Of course, Brueghel is best known for his delightful paintings of peasant life, which are filled with energy and celebration and honor the dignity of the peasant class. The dancing and feasting bring a smile to the most jaded viewer, but it would be a mistake to think that this was his primary subject. While these paintings are wonderful, they do not have the gravity of some of his biblical paintings.

The painters of the northern Renaissance developed a great love for painting the natural world, and artists such as van Eyck took great pains to paint lush and detailed landscapes as backdrops for the human figures who were the primary focus of their paintings. But Brueghel was one of the first to do something different: to place his human figures into vast landscapes almost as if they were an afterthought, as though nature itself was the real subject of the work. In one of his earliest works, Landscape with the Parable of the Sower (c. 1557), we have to work a little to find the man sowing seeds in the bottom left of the painting. The landscape, which stretches for miles, seems the main point, and the only suggestion of Jesus as the teacher of this parable is the likelihood that he is among the little mass of figures next to the river far, far below. A similar effect occurs in Flight Into Egypt (1563), where the holy family pass by at the very bottom right of the picture and the rest is all majestic scenery.
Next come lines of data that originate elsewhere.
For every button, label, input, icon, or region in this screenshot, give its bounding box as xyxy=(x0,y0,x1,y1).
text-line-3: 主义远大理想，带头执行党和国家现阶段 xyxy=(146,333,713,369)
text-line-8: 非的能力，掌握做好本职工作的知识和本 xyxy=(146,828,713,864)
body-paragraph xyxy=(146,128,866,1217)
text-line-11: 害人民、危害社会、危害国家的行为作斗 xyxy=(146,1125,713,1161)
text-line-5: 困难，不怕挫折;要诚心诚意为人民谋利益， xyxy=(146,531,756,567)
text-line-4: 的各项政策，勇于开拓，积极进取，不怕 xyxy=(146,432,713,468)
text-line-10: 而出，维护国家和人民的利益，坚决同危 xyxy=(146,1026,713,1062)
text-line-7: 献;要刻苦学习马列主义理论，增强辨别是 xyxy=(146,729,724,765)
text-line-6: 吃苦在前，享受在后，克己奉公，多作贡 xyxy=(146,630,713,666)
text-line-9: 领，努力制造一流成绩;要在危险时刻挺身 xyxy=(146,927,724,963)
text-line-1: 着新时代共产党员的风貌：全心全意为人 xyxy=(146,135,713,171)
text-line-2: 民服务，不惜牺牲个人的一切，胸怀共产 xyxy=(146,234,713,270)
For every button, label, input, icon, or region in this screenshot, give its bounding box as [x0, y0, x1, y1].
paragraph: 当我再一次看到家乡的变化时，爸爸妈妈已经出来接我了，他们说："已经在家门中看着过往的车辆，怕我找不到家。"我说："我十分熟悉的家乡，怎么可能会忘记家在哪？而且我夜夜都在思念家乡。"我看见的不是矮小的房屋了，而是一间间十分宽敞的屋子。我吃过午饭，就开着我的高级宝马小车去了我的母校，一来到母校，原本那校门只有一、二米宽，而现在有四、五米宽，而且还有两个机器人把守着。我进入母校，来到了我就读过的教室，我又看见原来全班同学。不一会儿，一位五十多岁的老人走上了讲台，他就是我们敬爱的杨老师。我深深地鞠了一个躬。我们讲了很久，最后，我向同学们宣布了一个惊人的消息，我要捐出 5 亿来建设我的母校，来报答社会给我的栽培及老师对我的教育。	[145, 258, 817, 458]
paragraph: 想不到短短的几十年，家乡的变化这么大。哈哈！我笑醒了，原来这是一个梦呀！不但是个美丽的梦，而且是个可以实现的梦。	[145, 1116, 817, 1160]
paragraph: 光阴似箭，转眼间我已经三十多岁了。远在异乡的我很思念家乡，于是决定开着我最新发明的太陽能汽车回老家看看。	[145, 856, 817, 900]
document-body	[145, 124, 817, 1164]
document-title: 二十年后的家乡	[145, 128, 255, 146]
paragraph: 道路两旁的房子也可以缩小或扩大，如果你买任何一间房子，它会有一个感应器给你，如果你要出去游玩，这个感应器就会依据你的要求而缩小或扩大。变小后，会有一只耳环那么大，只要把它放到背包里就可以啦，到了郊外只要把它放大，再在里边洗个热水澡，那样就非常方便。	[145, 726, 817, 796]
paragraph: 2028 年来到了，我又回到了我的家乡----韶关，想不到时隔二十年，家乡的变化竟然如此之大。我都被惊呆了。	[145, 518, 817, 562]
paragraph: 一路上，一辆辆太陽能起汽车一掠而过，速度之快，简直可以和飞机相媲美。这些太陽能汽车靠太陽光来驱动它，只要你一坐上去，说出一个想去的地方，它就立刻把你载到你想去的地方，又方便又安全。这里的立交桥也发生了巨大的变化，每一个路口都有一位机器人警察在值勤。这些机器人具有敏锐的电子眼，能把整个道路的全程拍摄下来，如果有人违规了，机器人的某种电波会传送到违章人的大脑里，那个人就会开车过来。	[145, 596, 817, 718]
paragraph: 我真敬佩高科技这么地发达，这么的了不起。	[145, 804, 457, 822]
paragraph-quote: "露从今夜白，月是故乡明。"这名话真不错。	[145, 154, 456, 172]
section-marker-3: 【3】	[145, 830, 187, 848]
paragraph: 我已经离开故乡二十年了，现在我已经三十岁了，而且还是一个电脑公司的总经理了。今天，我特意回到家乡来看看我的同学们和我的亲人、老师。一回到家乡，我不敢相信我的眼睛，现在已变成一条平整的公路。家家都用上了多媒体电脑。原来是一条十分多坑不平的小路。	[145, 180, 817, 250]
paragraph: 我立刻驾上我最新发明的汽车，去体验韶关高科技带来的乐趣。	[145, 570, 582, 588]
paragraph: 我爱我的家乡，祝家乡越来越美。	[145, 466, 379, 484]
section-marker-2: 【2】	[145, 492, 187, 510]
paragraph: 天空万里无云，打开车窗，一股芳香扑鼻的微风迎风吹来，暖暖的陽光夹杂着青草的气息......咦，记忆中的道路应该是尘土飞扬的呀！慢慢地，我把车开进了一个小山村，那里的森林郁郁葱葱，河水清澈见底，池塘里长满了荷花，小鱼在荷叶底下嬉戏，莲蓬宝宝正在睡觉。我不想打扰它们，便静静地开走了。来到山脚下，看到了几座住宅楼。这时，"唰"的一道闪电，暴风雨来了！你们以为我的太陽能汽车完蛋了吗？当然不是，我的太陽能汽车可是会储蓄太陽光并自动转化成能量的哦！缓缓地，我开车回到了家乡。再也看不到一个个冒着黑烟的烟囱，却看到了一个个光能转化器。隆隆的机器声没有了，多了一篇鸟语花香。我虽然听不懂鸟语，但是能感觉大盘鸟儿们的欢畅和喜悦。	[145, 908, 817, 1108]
It would have been almost inconceivable to a sixteenth-century artist to paint a landscape for its own beauty, so his contemporaries would have looked to find the meaning of the work in whatever narrative was unfolding, even if on a very small scale compared to the way nature was presented.

The perspective for many of Brueghel’s greatest works is a high vantage point that takes in all the teeming activity of human beings in the midst of an immense and lovely landscape. This might suggest God’s own exalted viewpoint over his creation and imply his sovereignty over all that happens below. In Brueghel’s famous series of paintings of the seasons of the year, we see this perspective and can easily intuit a divine eye overseeing the hunt in the snow or the harvesting of the fields. These are also some of the first paintings in history that effectively evoke a sense of the weather and climate. You can feel the cold snow crunching under the hunter’s boots in The Hunters in the Snow (1565), or long for a rest on a hot autumn day like the man sprawled under the tree in The Corn Harvest (1565).

When Pieter Brueghel painted a biblical narrative, the main story usually receded into the background or was embedded among the usual goings-on of sixteenth-century life in the Netherlands. This can be seen in The Procession to Calvary but also in his two famous paintings of The Tower of Babel (c. 1563), in The Massacre of the Innocents (c. 1565), and in The Census at Bethlehem (1566). In a painting like The Census at Bethlehem, it would be very easy to miss the important event that is occurring in what appears to be a normal village in the Netherlands on an unremarkable snowy winter day. While the townspeople go about their business, Mary and Joseph ride in to register themselves in their hometown as required by Roman law. As in The Procession to Calvary, one must look closely or miss the main point. The unfolding of God’s plan is taking place amid all the hustle and bustle of ordinary life. And isn’t that how the spiritual world usually interacts with our own? Brueghel reminds us that we must pay attention if we are to see the divine story of redemption hidden in the midst of our own story.